Tests show dangerously high levels of PCBs in fish from the Yadkin River lake system. Fish-tissue sampling revealed PCB levels that were 100 percent greater than state health standards for safe fish consumption. NC DENR knows about the contamination, and the danger it causes for local citizens. The agency took appropriate steps by posting fish consumption warning signs at the boat ramp in Badin Lake, but has yet to issue fish consumption advisories for Falls Reservoir or Lake Tillery where PCBs have been linked to Alcoa and where the highest levels of PCBs in fish were detected. State data also indicated PCB contamination in fish tested in High Rock Lake.
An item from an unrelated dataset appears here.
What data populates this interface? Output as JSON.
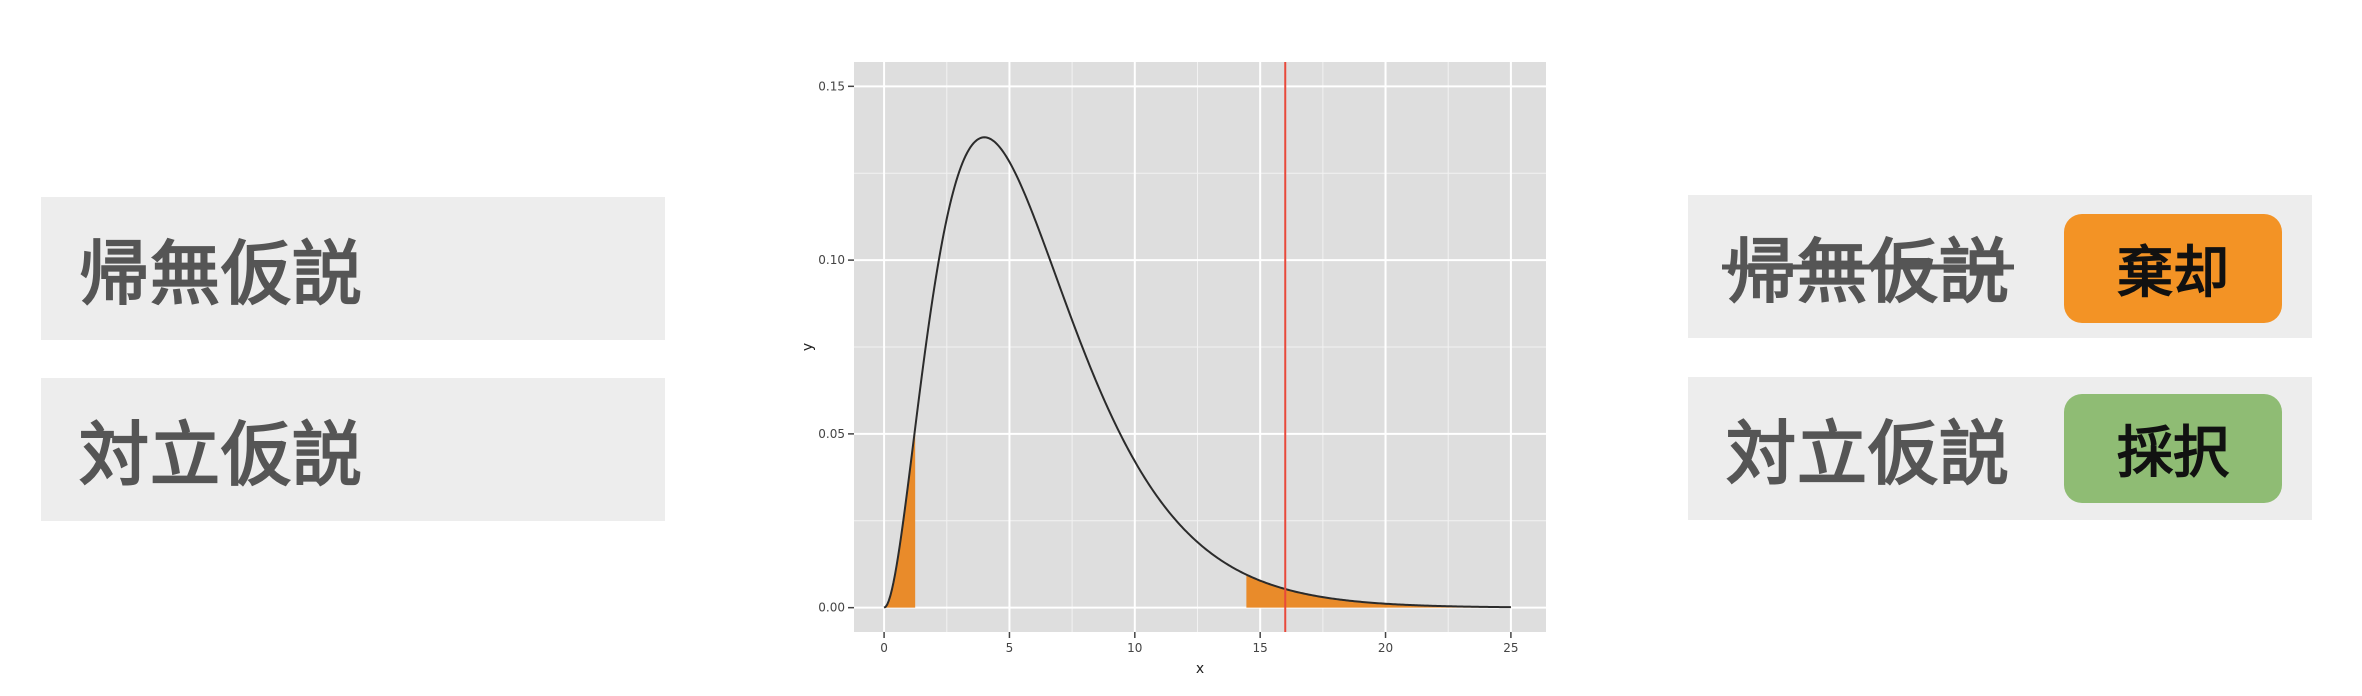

In addition to the mobility of contamination, Yadkin Riverkeeper also believes further analysis needs to be done, along with sampling from the Tuckertown Reservoir because it is unknown whether those fish are also contaminated. “Since the fish pass through the dams,” added Naujoks, “it stands to reason that the movement of PCBs through entrainment of contaminated fish should have been studied. With all these gaping holes in their analysis, we are not convinced that Alcoa’s remediation plans will fully ensure that all contamination will be removed. I don’t see how the state could comfortably issue a 401 Water Quality Certification knowing the scope of contamination is much worse than previously believed. More testing still needs to be done. We need the citizens in the Yadkin River basin to come out to hear what NC DENR has to say about their plans to protect public health and ensure that any remediation plan will be successful.”
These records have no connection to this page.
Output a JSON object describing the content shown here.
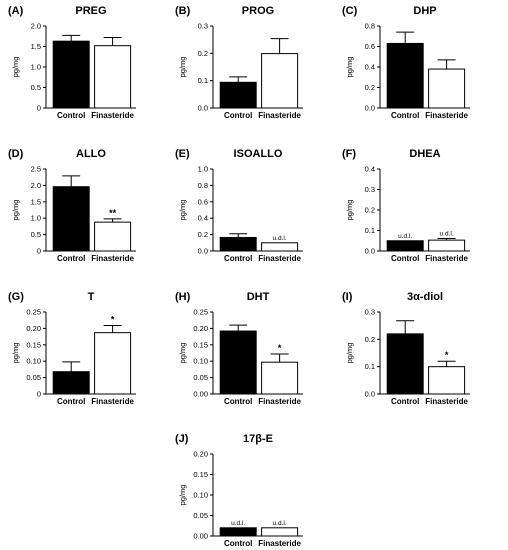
{
  "chart_data": [
    {
      "panel": "(A)",
      "type": "bar",
      "title": "PREG",
      "ylabel": "pg/mg",
      "categories": [
        "Control",
        "Finasteride"
      ],
      "values": [
        1.63,
        1.52
      ],
      "errors": [
        0.14,
        0.2
      ],
      "colors": [
        "#000000",
        "#ffffff"
      ],
      "ylim": [
        0,
        2.0
      ],
      "yticks": [
        "0",
        "0.5",
        "1.0",
        "1.5",
        "2.0"
      ],
      "annotations": [
        "",
        ""
      ]
    },
    {
      "panel": "(B)",
      "type": "bar",
      "title": "PROG",
      "ylabel": "pg/mg",
      "categories": [
        "Control",
        "Finasteride"
      ],
      "values": [
        0.094,
        0.199
      ],
      "errors": [
        0.02,
        0.055
      ],
      "colors": [
        "#000000",
        "#ffffff"
      ],
      "ylim": [
        0,
        0.3
      ],
      "yticks": [
        "0.0",
        "0.1",
        "0.2",
        "0.3"
      ],
      "annotations": [
        "",
        ""
      ]
    },
    {
      "panel": "(C)",
      "type": "bar",
      "title": "DHP",
      "ylabel": "pg/mg",
      "categories": [
        "Control",
        "Finasteride"
      ],
      "values": [
        0.63,
        0.38
      ],
      "errors": [
        0.11,
        0.09
      ],
      "colors": [
        "#000000",
        "#ffffff"
      ],
      "ylim": [
        0,
        0.8
      ],
      "yticks": [
        "0.0",
        "0.2",
        "0.4",
        "0.6",
        "0.8"
      ],
      "annotations": [
        "",
        ""
      ]
    },
    {
      "panel": "(D)",
      "type": "bar",
      "title": "ALLO",
      "ylabel": "pg/mg",
      "categories": [
        "Control",
        "Finasteride"
      ],
      "values": [
        1.96,
        0.88
      ],
      "errors": [
        0.33,
        0.1
      ],
      "colors": [
        "#000000",
        "#ffffff"
      ],
      "ylim": [
        0,
        2.5
      ],
      "yticks": [
        "0",
        "0.5",
        "1.0",
        "1.5",
        "2.0",
        "2.5"
      ],
      "annotations": [
        "",
        "**"
      ]
    },
    {
      "panel": "(E)",
      "type": "bar",
      "title": "ISOALLO",
      "ylabel": "pg/mg",
      "categories": [
        "Control",
        "Finasteride"
      ],
      "values": [
        0.165,
        0.1
      ],
      "errors": [
        0.045,
        0.0
      ],
      "colors": [
        "#000000",
        "#ffffff"
      ],
      "ylim": [
        0,
        1.0
      ],
      "yticks": [
        "0.0",
        "0.2",
        "0.4",
        "0.6",
        "0.8",
        "1.0"
      ],
      "annotations": [
        "",
        "u.d.l."
      ]
    },
    {
      "panel": "(F)",
      "type": "bar",
      "title": "DHEA",
      "ylabel": "pg/mg",
      "categories": [
        "Control",
        "Finasteride"
      ],
      "values": [
        0.05,
        0.053
      ],
      "errors": [
        0.0,
        0.008
      ],
      "colors": [
        "#000000",
        "#ffffff"
      ],
      "ylim": [
        0,
        0.4
      ],
      "yticks": [
        "0.0",
        "0.1",
        "0.2",
        "0.3",
        "0.4"
      ],
      "annotations": [
        "u.d.l.",
        "u.d.l."
      ]
    },
    {
      "panel": "(G)",
      "type": "bar",
      "title": "T",
      "ylabel": "pg/mg",
      "categories": [
        "Control",
        "Finasteride"
      ],
      "values": [
        0.068,
        0.187
      ],
      "errors": [
        0.03,
        0.022
      ],
      "colors": [
        "#000000",
        "#ffffff"
      ],
      "ylim": [
        0,
        0.25
      ],
      "yticks": [
        "0",
        "0.05",
        "0.10",
        "0.15",
        "0.20",
        "0.25"
      ],
      "annotations": [
        "",
        "*"
      ]
    },
    {
      "panel": "(H)",
      "type": "bar",
      "title": "DHT",
      "ylabel": "pg/mg",
      "categories": [
        "Control",
        "Finasteride"
      ],
      "values": [
        0.192,
        0.097
      ],
      "errors": [
        0.018,
        0.025
      ],
      "colors": [
        "#000000",
        "#ffffff"
      ],
      "ylim": [
        0,
        0.25
      ],
      "yticks": [
        "0.00",
        "0.05",
        "0.10",
        "0.15",
        "0.20",
        "0.25"
      ],
      "annotations": [
        "",
        "*"
      ]
    },
    {
      "panel": "(I)",
      "type": "bar",
      "title": "3α-diol",
      "ylabel": "pg/mg",
      "categories": [
        "Control",
        "Finasteride"
      ],
      "values": [
        0.22,
        0.1
      ],
      "errors": [
        0.048,
        0.02
      ],
      "colors": [
        "#000000",
        "#ffffff"
      ],
      "ylim": [
        0,
        0.3
      ],
      "yticks": [
        "0.0",
        "0.1",
        "0.2",
        "0.3"
      ],
      "annotations": [
        "",
        "*"
      ]
    },
    {
      "panel": "(J)",
      "type": "bar",
      "title": "17β-E",
      "ylabel": "pg/mg",
      "categories": [
        "Control",
        "Finasteride"
      ],
      "values": [
        0.02,
        0.02
      ],
      "errors": [
        0.0,
        0.0
      ],
      "colors": [
        "#000000",
        "#ffffff"
      ],
      "ylim": [
        0,
        0.2
      ],
      "yticks": [
        "0.00",
        "0.05",
        "0.10",
        "0.15",
        "0.20"
      ],
      "annotations": [
        "u.d.l.",
        "u.d.l."
      ]
    }
  ]
}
For 90 years, Alcoa owned and operated an aluminum smelter along the banks the Yadkin River. During that time, cyanide, fluoride, PCBs, PAHs and other toxins, including arsenic, were generated and disposed of through Alcoa’s 13 outfall pipes to Badin Lake. Hazardous materials were also buried throughout Badin at 44 identified locations, which are capped, but not lined. As a result, buried waste continues to contaminate the soil, ground and enter surface water, years after aluminum production has ceased.
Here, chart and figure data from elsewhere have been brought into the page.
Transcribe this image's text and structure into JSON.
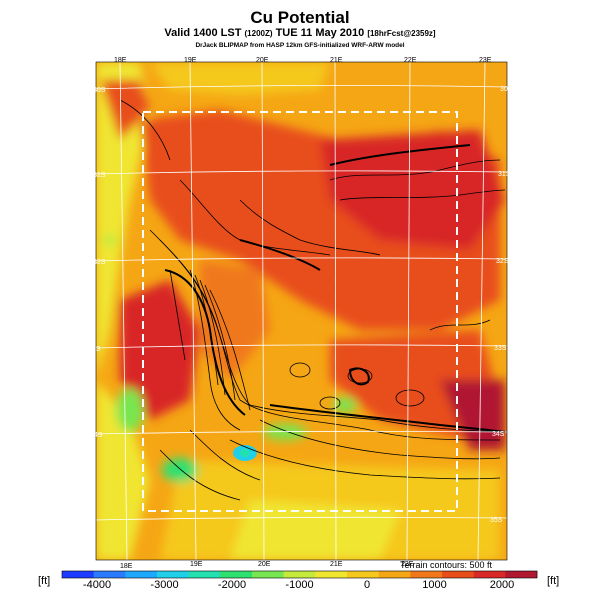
{
  "header": {
    "title": "Cu Potential",
    "subtitle_main": "Valid 1400 LST",
    "subtitle_small1": "(1200Z)",
    "subtitle_date": "TUE 11 May 2010",
    "subtitle_small2": "[18hrFcst@2359z]",
    "credit": "DrJack BLIPMAP from HASP 12km GFS-initialized WRF-ARW model"
  },
  "map": {
    "lon_labels_top": [
      "18E",
      "19E",
      "20E",
      "21E",
      "22E",
      "23E"
    ],
    "lon_labels_bottom": [
      "18E",
      "19E",
      "20E",
      "21E",
      "22E"
    ],
    "lat_labels_left": [
      "30S",
      "31S",
      "32S",
      "33S",
      "34S",
      "35S"
    ],
    "lat_labels_right": [
      "30S",
      "31S",
      "32S",
      "33S",
      "34S",
      "35S"
    ]
  },
  "colorbar": {
    "unit_left": "[ft]",
    "unit_right": "[ft]",
    "ticks": [
      "-4000",
      "-3000",
      "-2000",
      "-1000",
      "0",
      "1000",
      "2000"
    ],
    "colors": [
      "#1e3cff",
      "#2a7bff",
      "#1fa8ff",
      "#20d0e8",
      "#22e0b0",
      "#2ee070",
      "#78e650",
      "#c4ea3c",
      "#f0e630",
      "#f5c81e",
      "#f5a614",
      "#f0781a",
      "#e84e1a",
      "#d82828",
      "#b01830"
    ]
  },
  "terrain_note": "Terrain contours: 500 ft"
}
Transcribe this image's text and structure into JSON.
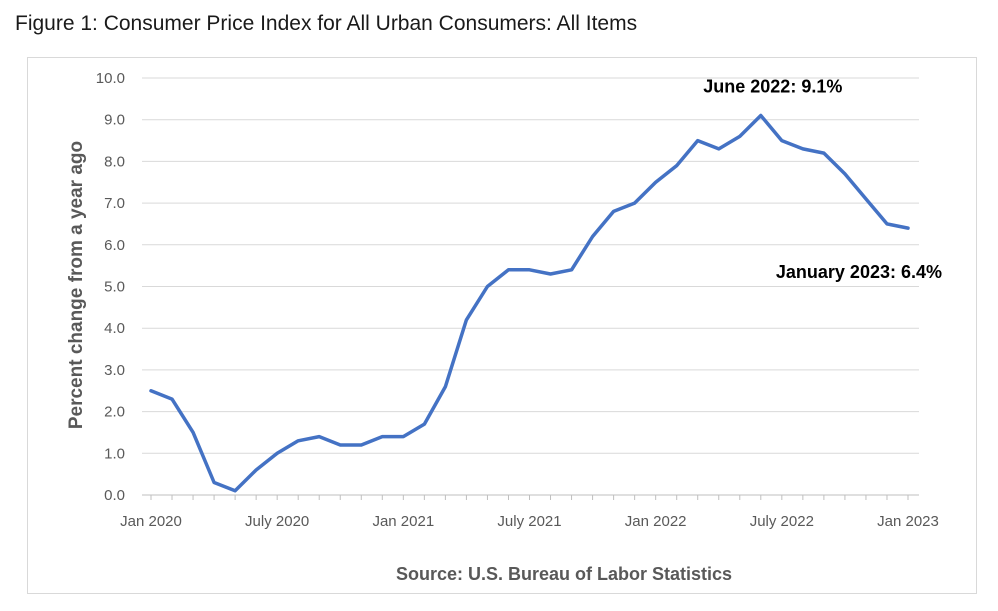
{
  "chart_data": {
    "type": "line",
    "title": "Figure 1: Consumer Price Index for All Urban Consumers: All Items",
    "ylabel": "Percent change from a year ago",
    "xlabel": "",
    "source": "Source: U.S. Bureau of Labor Statistics",
    "ylim": [
      0,
      10
    ],
    "yticks": [
      "0.0",
      "1.0",
      "2.0",
      "3.0",
      "4.0",
      "5.0",
      "6.0",
      "7.0",
      "8.0",
      "9.0",
      "10.0"
    ],
    "xtick_labels": [
      {
        "index": 0,
        "label": "Jan 2020"
      },
      {
        "index": 6,
        "label": "July 2020"
      },
      {
        "index": 12,
        "label": "Jan 2021"
      },
      {
        "index": 18,
        "label": "July 2021"
      },
      {
        "index": 24,
        "label": "Jan 2022"
      },
      {
        "index": 30,
        "label": "July 2022"
      },
      {
        "index": 36,
        "label": "Jan 2023"
      }
    ],
    "grid": true,
    "legend": "none",
    "series": [
      {
        "color": "#4472c4",
        "x": [
          "2020-01",
          "2020-02",
          "2020-03",
          "2020-04",
          "2020-05",
          "2020-06",
          "2020-07",
          "2020-08",
          "2020-09",
          "2020-10",
          "2020-11",
          "2020-12",
          "2021-01",
          "2021-02",
          "2021-03",
          "2021-04",
          "2021-05",
          "2021-06",
          "2021-07",
          "2021-08",
          "2021-09",
          "2021-10",
          "2021-11",
          "2021-12",
          "2022-01",
          "2022-02",
          "2022-03",
          "2022-04",
          "2022-05",
          "2022-06",
          "2022-07",
          "2022-08",
          "2022-09",
          "2022-10",
          "2022-11",
          "2022-12",
          "2023-01"
        ],
        "values": [
          2.5,
          2.3,
          1.5,
          0.3,
          0.1,
          0.6,
          1.0,
          1.3,
          1.4,
          1.2,
          1.2,
          1.4,
          1.4,
          1.7,
          2.6,
          4.2,
          5.0,
          5.4,
          5.4,
          5.3,
          5.4,
          6.2,
          6.8,
          7.0,
          7.5,
          7.9,
          8.5,
          8.3,
          8.6,
          9.1,
          8.5,
          8.3,
          8.2,
          7.7,
          7.1,
          6.5,
          6.4
        ]
      }
    ],
    "annotations": [
      {
        "text": "June 2022: 9.1%",
        "index": 29
      },
      {
        "text": "January 2023: 6.4%",
        "index": 36
      }
    ]
  }
}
In 2009, due to the toxic outputs caused by the smelter, the state posted fish consumption advisories on Badin Lake warning against the dangers of consuming largemouth bass and/or catfish over 6oz. Through vigorous testing, research and evidentiary discovery, it was revealed at trial Alcoa misled state and federal officials, regarding compliance with dissolved oxygen in its 401 Water Quality Certification, which led to the State’s revocation of Alcoa’s 401 Water Quality Certificate in December 2010.
The State’s most recent PCB fish and sediment testing indicates the Yadkin Hydro Electric Project operated by Alcoa is contaminated—from High Rock Lake down to Lake Tillery. There are currently no plans to address the broad scope of this contamination problem.
Alcoa is still seeking a 401 Water Quality Certificate in order to continue operating the dams on the Yadkin River for the next 50 years.